IMA Journal of Applied Mathematics Advance Access published online on July 26, 2007
IMA Journal of Applied Mathematics, doi:10.1093/imamat/hxm021
| ||||||||||||||||||||||||||||||||||||||||||||||||||
Method of integral equations for systems of difference equations in diffraction theory
Department of Mathematics, Louisiana State University, Baton Rouge, LA 70803, USA
Department of Mathematics, Gubkin Russian State University of Oil and Gas, Moscow 119991, Russia
Email: antipov{at}math.lsu.edu
Email: v_silvestrov{at}mail.ru
Received on April 4, 2006; Accepted on May 8, 2007
A system of difference equations of the first order with meromorphic coefficients (not necessary periodic ones) subject to certain conditions of symmetry is analysed. These conditions arise in model problems of diffraction theory. A method for the constructive solution of the system of difference equations is proposed. It consists of three steps. First, it requires factorization of a certain function. Then, scalar integral equations with the same kernel and different right-hand sides should be solved. The kernel of the equations has a fixed singularity, and the solution belongs to a class of functions with a power singularity.
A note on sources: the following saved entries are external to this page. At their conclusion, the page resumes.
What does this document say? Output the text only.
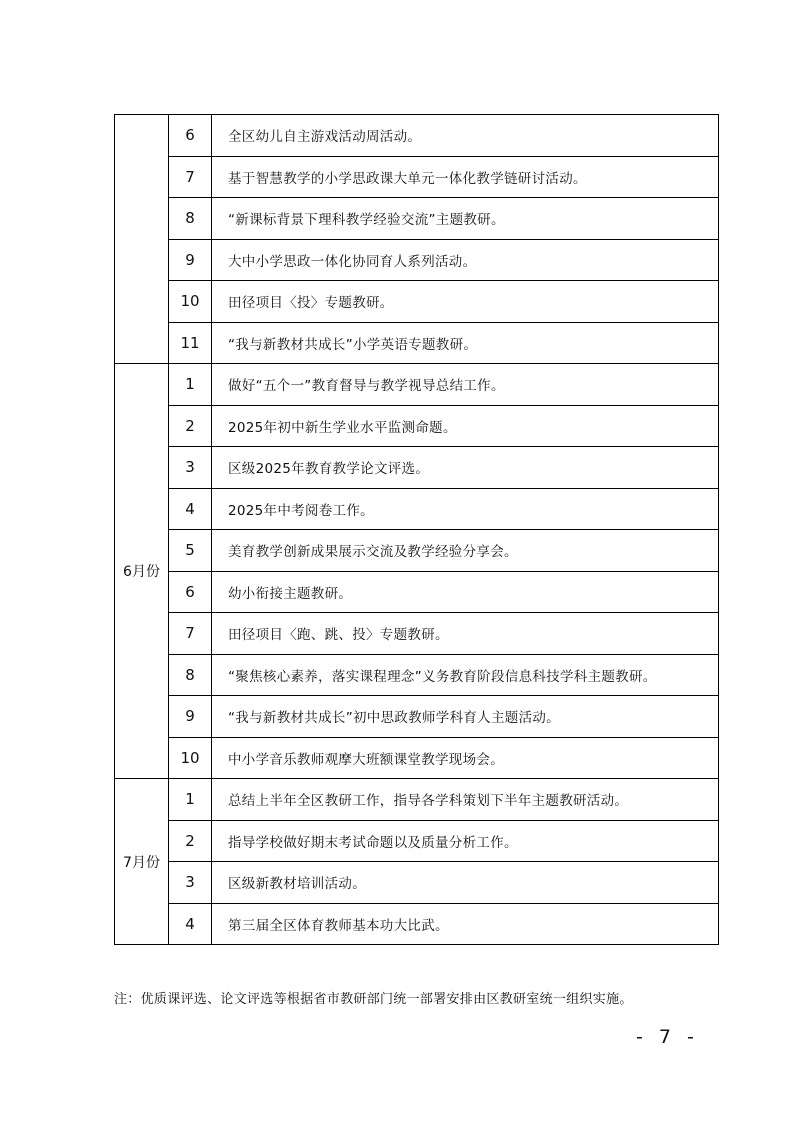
	6	全区幼儿自主游戏活动周活动。
	7	基于智慧教学的小学思政课大单元一体化教学链研讨活动。
	8	“新课标背景下理科教学经验交流”主题教研。
	9	大中小学思政一体化协同育人系列活动。
	10	田径项目〈投〉专题教研。
	11	“我与新教材共成长”小学英语专题教研。
6月份	1	做好“五个一”教育督导与教学视导总结工作。
	2	2025年初中新生学业水平监测命题。
	3	区级2025年教育教学论文评选。
	4	2025年中考阅卷工作。
	5	美育教学创新成果展示交流及教学经验分享会。
	6	幼小衔接主题教研。
	7	田径项目〈跑、跳、投〉专题教研。
	8	“聚焦核心素养，落实课程理念”义务教育阶段信息科技学科主题教研。
	9	“我与新教材共成长”初中思政教师学科育人主题活动。
	10	中小学音乐教师观摩大班额课堂教学现场会。
7月份	1	总结上半年全区教研工作，指导各学科策划下半年主题教研活动。
	2	指导学校做好期末考试命题以及质量分析工作。
	3	区级新教材培训活动。
	4	第三届全区体育教师基本功大比武。
注：优质课评选、论文评选等根据省市教研部门统一部署安排由区教研室统一组织实施。
- 7 -
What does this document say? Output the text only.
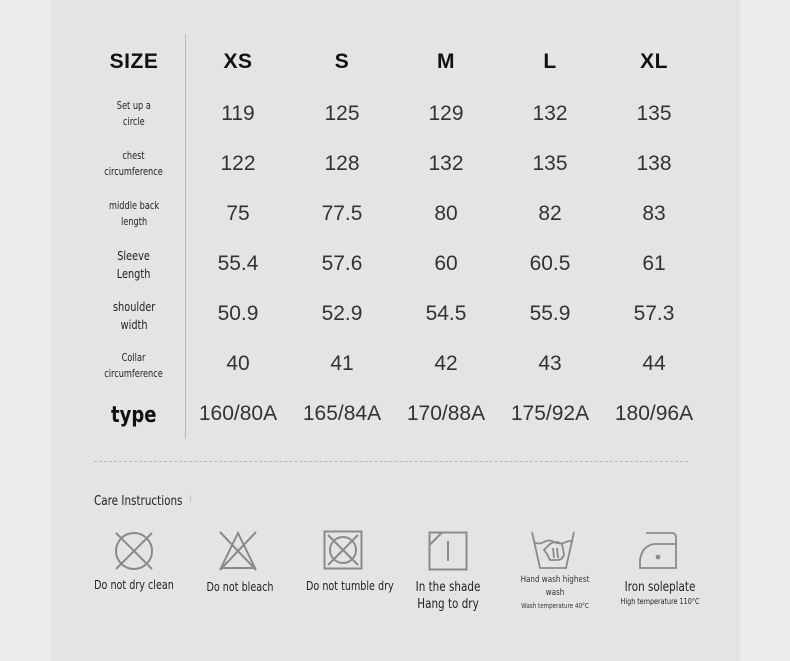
SIZE	XS	S	M	L	XL
Set up a
circle	119	125	129	132	135
chest
circumference	122	128	132	135	138
middle back
length	75	77.5	80	82	83
Sleeve
Length	55.4	57.6	60	60.5	61
shoulder
width	50.9	52.9	54.5	55.9	57.3
Collar
circumference	40	41	42	43	44
type	160/80A	165/84A	170/88A	175/92A	180/96A
Care Instructions ⁝
Do not dry clean	Do not bleach	Do not tumble dry	In the shade
Hang to dry
Hand wash highest
wash
Wash temperature 40°C
Iron soleplate
High temperature 110°C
Finally, arbitrary constants are fixed from some conditions which guarantee the equivalence of the original system of difference equations and the integral equations. The method is illustrated by solving a model electromagnetic problem of a plane wave diffracted from an anisotropic impedance half-plane at oblique incidence.
Keywords: system of difference equations; Riemann-Hilbert problem; integral equation; electromagnetic diffraction.